It reminds me of the mystic Mother Julian of Norwich, who is famous for her saying “all shall be well.” Mother Julian lived through, and survived, the Bubonic Plague and the Peasant’s Revolt. Catastrophe visits every century. We are not unique. Yet, amidst all that turmoil she set down her mystical visions in a book, Revelations of Divine Love.
I do not think that you need be a theist to contemplate that we need a great deal more love, empathy and compassion in our world. Julian of Norwich was an anchorite. She was literally isolated from the world, immersed in prayer, fasting and entertaining the angels of revelation, which she shared first with the people of Norwich, and then with the wider world.
Isolation can be hard, and harder still for some who rely on literal human connection on a daily basis. But perhaps there is a missed opportunity. A student of mine wrote a wonderful dialogue between grief and gratitude this week. To immerse yourself in loss alone is to miss the connection with its twin, gratitude. There will be death, but everything will be alright.
I am revisiting a poem written for NaPoWriMo 2020 this week, tweaking it and revising. The brief was to write about something handmade, but is really a litany of gratitude.

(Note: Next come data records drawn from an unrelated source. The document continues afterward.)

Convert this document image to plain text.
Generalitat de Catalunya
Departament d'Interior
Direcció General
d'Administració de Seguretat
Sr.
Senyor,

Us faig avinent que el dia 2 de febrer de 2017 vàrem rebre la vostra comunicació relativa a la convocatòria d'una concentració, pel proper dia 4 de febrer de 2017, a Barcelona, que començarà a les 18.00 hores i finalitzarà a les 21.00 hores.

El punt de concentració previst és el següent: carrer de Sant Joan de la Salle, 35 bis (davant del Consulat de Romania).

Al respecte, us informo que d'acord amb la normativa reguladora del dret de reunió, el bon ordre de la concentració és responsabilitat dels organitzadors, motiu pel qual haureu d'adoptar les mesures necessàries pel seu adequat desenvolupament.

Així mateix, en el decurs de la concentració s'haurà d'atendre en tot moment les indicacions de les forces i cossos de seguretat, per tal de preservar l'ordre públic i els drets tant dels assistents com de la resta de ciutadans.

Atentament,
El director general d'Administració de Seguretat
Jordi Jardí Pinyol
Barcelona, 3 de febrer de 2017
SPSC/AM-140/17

Handmade Once, a Celtic knot clock was in the Christmas box. Also, hand painted silk scarves, a Technicolor Joseph’s coat shawl made way back in the early 1970s, knitted coffee mug cozies. Each year, jars of pumpkin chutney, blackberry jam, apple jelly - gifts the visitor brings to the door. Decade after decade, the meals my mother made daily, casseroles from leftover ham at Easter, tuna melts on Fridays for when I got off the bus from college. Once, My father’s hand touched my mother’s shoulder. She turned towards him and let me in. Copyright© Bee Smith, 2020. All rights reserved
The world is going through heavy weather. We know multiple kinds of bereavement. But there is much to be grateful for, too. I am reminded that Quakers write not obituaries, but testimonies “to the grace of God as lived in the life of X”, giving thanks and celebrating the luminosity of a life well lived. Gratitude can help us navigate and mediate grief.